As dúvidas sobre a origem dos heróis e de Ganon
Na época do lançamento de Ocarina of Time, o conceito de que Link e Zelda reencarnavam ao longo das eras ainda não existia formalmente na franquia. Diante disso, surgiam especulações de que os novos protagonistas seriam descendentes diretos dos heróis anteriores, tentando explicar a conexão entre os títulos e a presença constante do vilão Ganon, detentor do poder da Triforce ao lado da sabedoria de Zelda e da coragem de Link.
O próprio Miyamoto relatou os questionamentos que o incomodavam durante o desenvolvimento do jogo para Nintendo 64:
- "Como o Ganon realmente se tornou quem é?"
- "Será que o Link de Ocarina é o pai do Link do Zelda original?"
- "Quem seria a mãe dele, então? A Zelda?"

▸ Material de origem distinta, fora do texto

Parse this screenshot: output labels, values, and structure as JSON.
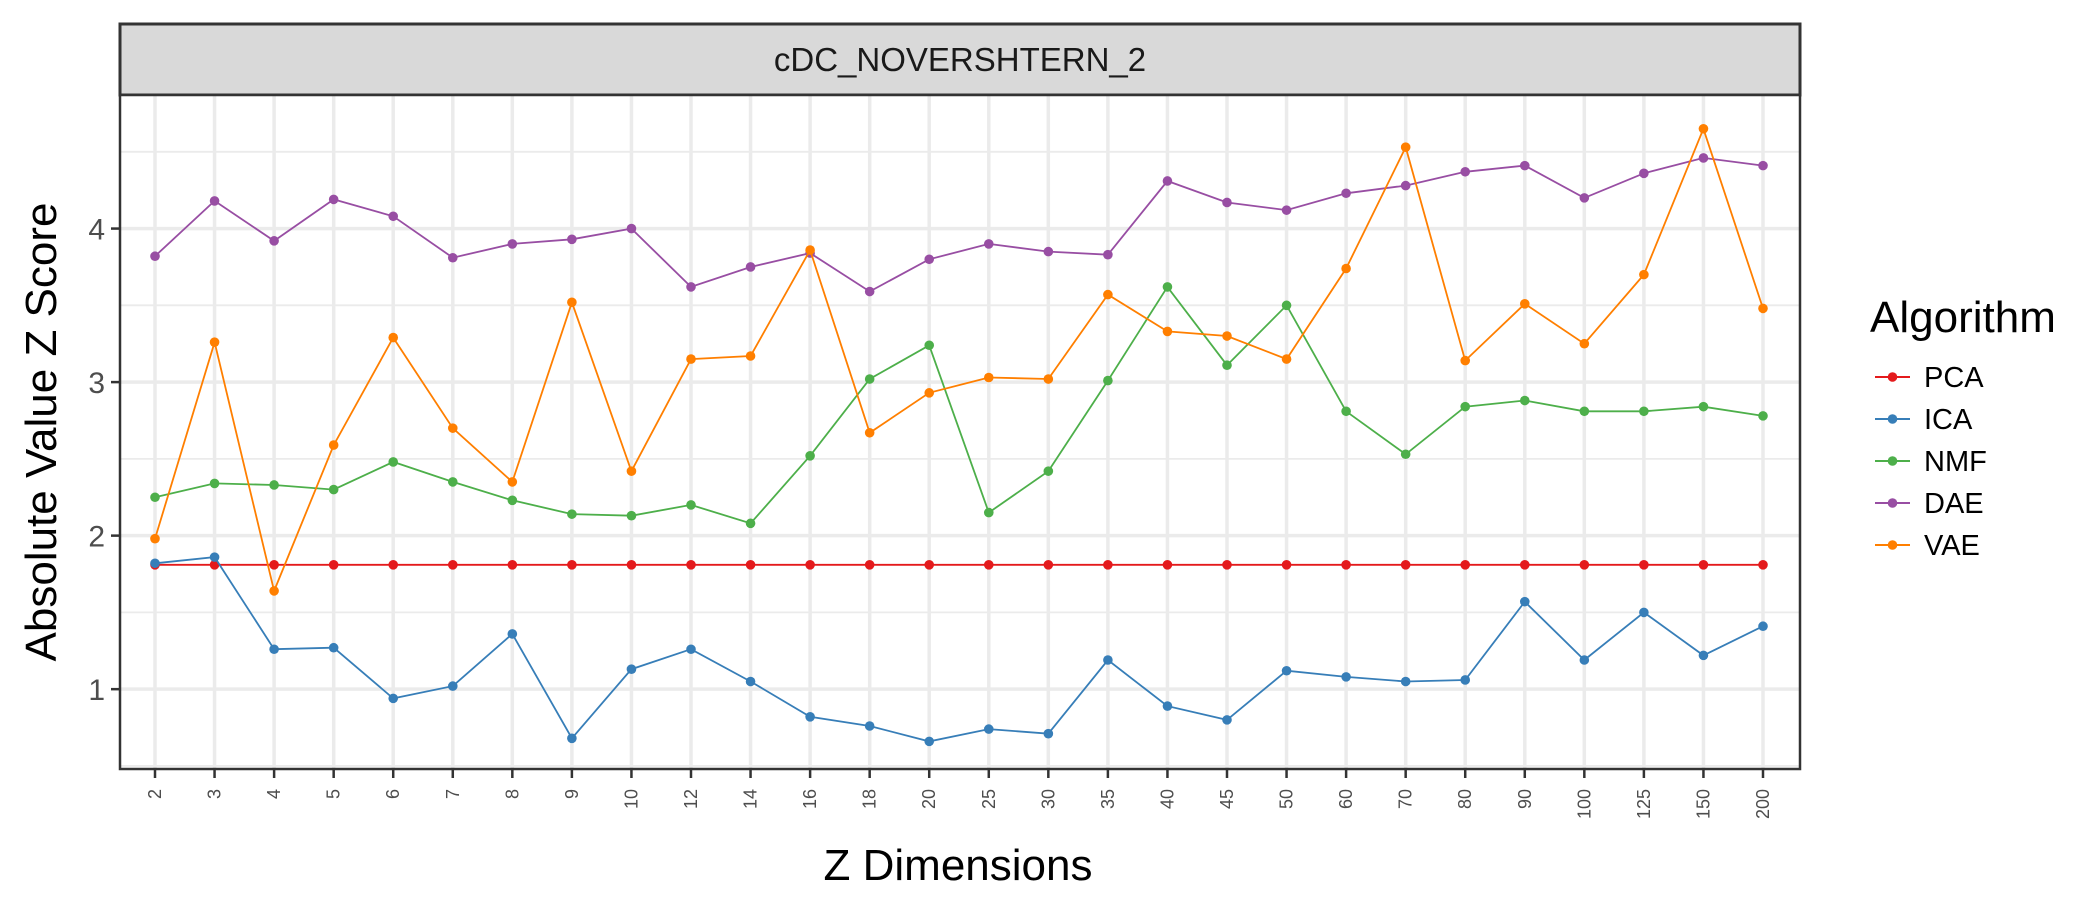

O desenvolvedor ponderou que, sem lançar mais dois ou três jogos focados na narrativa, dificilmente a equipe ou o público ficariam satisfeitos com as explicações sobre o universo da franquia.
Jogabilidade como prioridade absoluta
Apesar dos questionamentos sobre a história, Miyamoto deixou claro que a filosofia de design da Nintendo priorizava a experiência interativa acima da coerência cronológica. Para o designer, pequenas inconsistências entre os jogos podiam ser ignoradas, contanto que o resultado final fosse um jogo interessante.
A orientação da equipe era focar na diversão do jogador e intervir na narrativa apenas se surgissem falhas de continuidade muito grandes e óbvias. A ideia de que as peças da história não precisavam se alinhar perfeitamente tornou-se uma diretriz para a evolução da série.
Hyrule Historia e o impacto nos jogos recentes
As perguntas levantadas por Miyamoto só receberam respostas oficiais cerca de 15 anos depois, com o lançamento de Skyward Sword e da publicação do livro Hyrule Historia. A obra oficial estabeleceu a mecânica de reencarnação dos espíritos do Primeiro Herói e da Deusa Hylia, além de apresentar um mangá sobre a origem da maldição e dividir a cronologia da série em três linhas do tempo distintas a partir dos eventos de Ocarina of Time.
No entanto, a estrutura voltou a se transformar com a chegada de Breath of the Wild e Tears of the Kingdom no Nintendo Switch. Ao reunirem elementos pertencentes a diferentes ramos da cronologia, os títulos recentes levaram à criação de uma quarta divisão, conhecida como a Linha do Tempo da Calamidade, desconectada dos jogos anteriores. Atualmente, a produção da franquia mantém a postura de focar na liberdade de jogo, enquanto a comunidade de fãs segue formulando teorias para tentar conectar todos os capítulos da saga.
Conclusão
A insatisfação relatada por Shigeru Miyamoto em 1999 demonstra que a linha do tempo de The Legend of Zelda nunca foi planejada como uma narrativa rígida. Ao colocar a qualidade da jogabilidade acima da precisão cronológica, a Nintendo estabeleceu um modelo de desenvolvimento que prioriza a inovação a cada novo título, deixando a interpretação da história como um elemento secundário para o público e para os próprios criadores.